I am struggling with some problem, probably because there is simply not enough information on the web regarding some specifics I am trying to setup.
I have bought OpenVPN service via tun (routing).
I connect to the OpenVPN server through Raspberry PI (serving me as router), which has two interfaces - eth0 for handling Internet connection and wlan0 for my internal LAN.
My goal is to setup firewall in such way, that I can filter tun-ned income traffic and be able to reach web from LAN behind wlan0. Also - everything should go via VPN.
From the architectural point of view I think it should look like this:
INPUT, FORWARD - dropped,OUTPUT - allowed,eth0 allows to flow only packets via default OpenVPN service port,tun adapter should have all INPUT-related policies applied and should be NAT-ted.What you think - is this correct thinking?

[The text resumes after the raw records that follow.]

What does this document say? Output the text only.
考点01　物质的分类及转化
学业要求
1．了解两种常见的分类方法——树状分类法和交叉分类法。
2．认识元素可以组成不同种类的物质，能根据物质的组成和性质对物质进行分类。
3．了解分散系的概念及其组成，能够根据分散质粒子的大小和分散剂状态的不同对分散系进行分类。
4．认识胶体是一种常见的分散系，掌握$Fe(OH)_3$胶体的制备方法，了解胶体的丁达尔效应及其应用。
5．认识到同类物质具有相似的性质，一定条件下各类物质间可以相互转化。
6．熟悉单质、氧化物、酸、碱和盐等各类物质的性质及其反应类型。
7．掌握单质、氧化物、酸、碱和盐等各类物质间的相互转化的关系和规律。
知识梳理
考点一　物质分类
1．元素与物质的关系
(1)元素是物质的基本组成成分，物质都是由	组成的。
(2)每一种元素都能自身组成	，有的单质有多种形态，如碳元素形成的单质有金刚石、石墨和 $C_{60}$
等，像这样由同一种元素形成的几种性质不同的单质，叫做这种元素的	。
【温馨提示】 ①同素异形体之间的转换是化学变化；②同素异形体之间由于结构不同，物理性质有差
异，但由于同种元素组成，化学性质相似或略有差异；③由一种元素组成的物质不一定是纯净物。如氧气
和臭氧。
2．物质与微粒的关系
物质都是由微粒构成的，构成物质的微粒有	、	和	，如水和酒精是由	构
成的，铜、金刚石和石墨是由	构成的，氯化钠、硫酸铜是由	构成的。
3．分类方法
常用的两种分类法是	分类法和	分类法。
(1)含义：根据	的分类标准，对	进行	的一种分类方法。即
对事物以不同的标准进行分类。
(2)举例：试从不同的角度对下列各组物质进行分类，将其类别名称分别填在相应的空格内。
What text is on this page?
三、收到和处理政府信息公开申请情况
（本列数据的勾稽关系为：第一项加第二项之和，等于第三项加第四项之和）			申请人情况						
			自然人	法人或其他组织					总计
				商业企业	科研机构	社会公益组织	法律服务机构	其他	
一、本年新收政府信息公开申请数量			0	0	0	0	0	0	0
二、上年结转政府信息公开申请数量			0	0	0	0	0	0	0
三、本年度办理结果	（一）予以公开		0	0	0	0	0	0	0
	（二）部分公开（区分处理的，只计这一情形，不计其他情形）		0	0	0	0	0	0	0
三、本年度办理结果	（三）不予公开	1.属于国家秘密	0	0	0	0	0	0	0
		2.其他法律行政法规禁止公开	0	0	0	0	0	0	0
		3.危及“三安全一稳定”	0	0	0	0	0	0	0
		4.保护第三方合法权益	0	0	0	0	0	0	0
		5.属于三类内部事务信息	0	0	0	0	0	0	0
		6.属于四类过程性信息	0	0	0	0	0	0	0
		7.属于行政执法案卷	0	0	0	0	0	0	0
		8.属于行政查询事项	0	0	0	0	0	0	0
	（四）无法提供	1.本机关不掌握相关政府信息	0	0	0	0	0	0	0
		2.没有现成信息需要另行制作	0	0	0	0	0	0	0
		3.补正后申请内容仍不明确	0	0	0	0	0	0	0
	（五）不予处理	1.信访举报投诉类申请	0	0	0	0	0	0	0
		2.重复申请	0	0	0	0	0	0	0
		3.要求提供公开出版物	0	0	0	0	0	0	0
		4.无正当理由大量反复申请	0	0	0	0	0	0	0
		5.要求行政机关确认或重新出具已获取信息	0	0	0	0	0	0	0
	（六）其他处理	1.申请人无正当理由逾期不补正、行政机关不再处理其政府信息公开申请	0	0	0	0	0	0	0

I have managed so far to be able to ping from SSH-ed Raspberry PI into web, but yet no DNS - do I understand correctly that I should have own DNS forwarder? DHCP server is set on Raspberry PI.
Thanks!
I have already solved the issue. For those which are interested - incoming packets from LAN are processed by openvpn client (tun/tap), then passed over internet-facing interface. So it was a mater of setting correct forwarding between interfaces. /etc/resolv.conf just had to been overwritten with global (like Google) DNSes to solve ping-related problem.